Mr. McFadden: The Department does not hold information on its NDPBs' (which includes the Research Councils) travel and subsistence expenses centrally and such information could be obtained only at disproportionate cost.
Daniel Kawczynski: To ask the Minister of State, Department for Business, Innovation and Skills what recent steps he has taken to recruit staff with direct experience of commercial exports to UK Trade and Investment to work on the promotion of exports to Saudi Arabia. 
Ian Lucas: UK Trade and Investment (UKTI) is not an employer in its own right. For the majority of its human resource requirements, it draws on the staff employed by one or other of its two parent departments, the Department for Business Innovation and Skills (mainly in the UK) and the Foreign and Commonwealth Office (mainly overseas).
UKTI staff in Riyadh, Jeddah and Al Khobar, together with those promoting business with Saudi
Arabia in London, are BIS or FCO employees. In addition, locally engaged staff are employed by UKTI in Saudi Arabia, many of whom come from a commercial background, to assist UK firms access the opportunities available in the market. UKTI has also appointed two specialists from the private sector to help British companies to win business stemming from the Saudi Arabian Government's fiscal stimulus programme.

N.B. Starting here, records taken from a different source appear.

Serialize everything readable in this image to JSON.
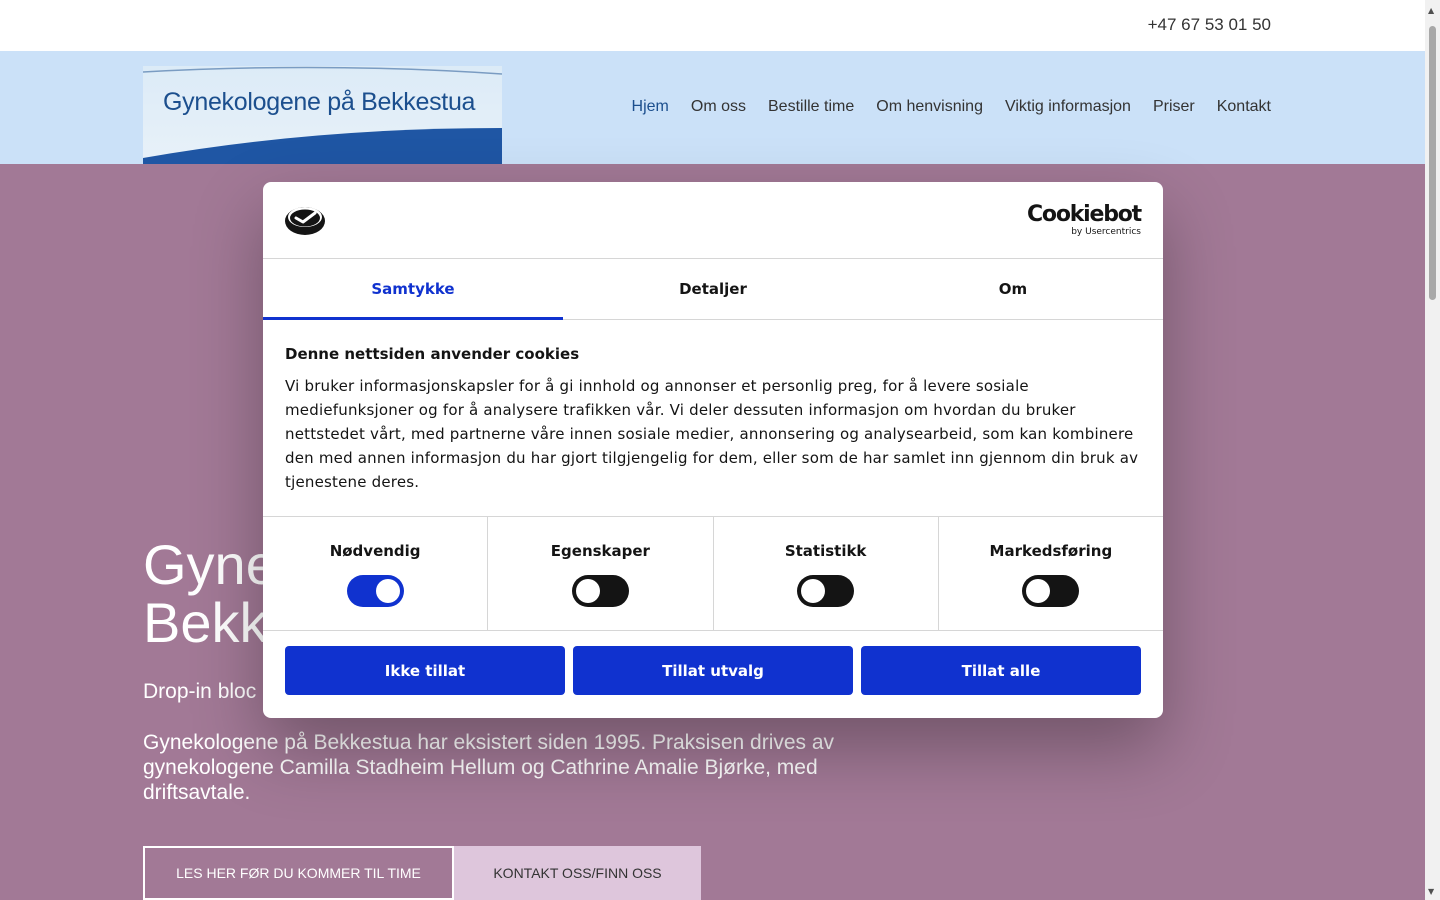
{
  "topbar": {
    "phone": "+47 67 53 01 50"
  },
  "logo": {
    "text": "Gynekologene på Bekkestua"
  },
  "nav": {
    "items": [
      {
        "label": "Hjem",
        "active": true
      },
      {
        "label": "Om oss"
      },
      {
        "label": "Bestille time"
      },
      {
        "label": "Om henvisning"
      },
      {
        "label": "Viktig informasjon"
      },
      {
        "label": "Priser"
      },
      {
        "label": "Kontakt"
      }
    ]
  },
  "hero": {
    "title_line1": "Gyne",
    "title_line2": "Bekk",
    "subtitle": "Drop-in bloc",
    "body": "Gynekologene på Bekkestua har eksistert siden 1995. Praksisen drives av gynekologene Camilla Stadheim Hellum og Cathrine Amalie Bjørke, med driftsavtale.",
    "button_primary": "LES HER FØR DU KOMMER TIL TIME",
    "button_secondary": "KONTAKT OSS/FINN OSS"
  },
  "cookie": {
    "brand_name": "Cookiebot",
    "brand_by": "by Usercentrics",
    "tabs": [
      "Samtykke",
      "Detaljer",
      "Om"
    ],
    "heading": "Denne nettsiden anvender cookies",
    "text": "Vi bruker informasjonskapsler for å gi innhold og annonser et personlig preg, for å levere sosiale mediefunksjoner og for å analysere trafikken vår. Vi deler dessuten informasjon om hvordan du bruker nettstedet vårt, med partnerne våre innen sosiale medier, annonsering og analysearbeid, som kan kombinere den med annen informasjon du har gjort tilgjengelig for dem, eller som de har samlet inn gjennom din bruk av tjenestene deres.",
    "toggles": [
      {
        "label": "Nødvendig",
        "on": true
      },
      {
        "label": "Egenskaper",
        "on": false
      },
      {
        "label": "Statistikk",
        "on": false
      },
      {
        "label": "Markedsføring",
        "on": false
      }
    ],
    "actions": [
      "Ikke tillat",
      "Tillat utvalg",
      "Tillat alle"
    ]
  },
  "colors": {
    "accent": "#1032cf",
    "header_bg": "#cbe1f8",
    "hero_bg": "#a27996",
    "logo_blue": "#1c4f8e"
  }
}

Jeremy Corbyn: To ask the Minister of State, Department for Business, Innovation and Skills what recent assessment he has made of the financial situation of London Metropolitan University; and what his estimate is of likely (a) student and (b) staff numbers in (i) 2009-10, (ii) 2010-11 and (iii) 2011-12. 
Final student and staff numbers for 2009-10 will not be available until these are collected at the end of the academic year by the Higher Education Statistics Agency. HEFCE is discussing with the university, as it does with all institutions, its future plans for student and staff numbers as part of its arrangements for monitoring the financial position of the university.
Annette Brooke: To ask the Minister of State, Department for Business, Innovation and Skills what the average length of maternity leave taken by women was in each of the last five years; and if he will make a statement. 
Mr. McFadden: From April 2007 all employed mothers are entitled to 52 weeks maternity leave, of which 39 may be paid. Employers are not required to record or report the uptake of maternity leave to the Government.
The most recent estimates of take-up of maternity leave are based on the DWP 'Maternity Rights and Mothers' employment decisions in Britain: Survey of Mothers' (2007). In 2006, when the mothers included in the study went on maternity leave, the statutory entitlement to ordinary maternity leave (OML) was 26 weeks, while mothers who had worked for their employer for a qualifying period of 26 weeks were also entitled to additional maternity leave (AML) of 26 weeks.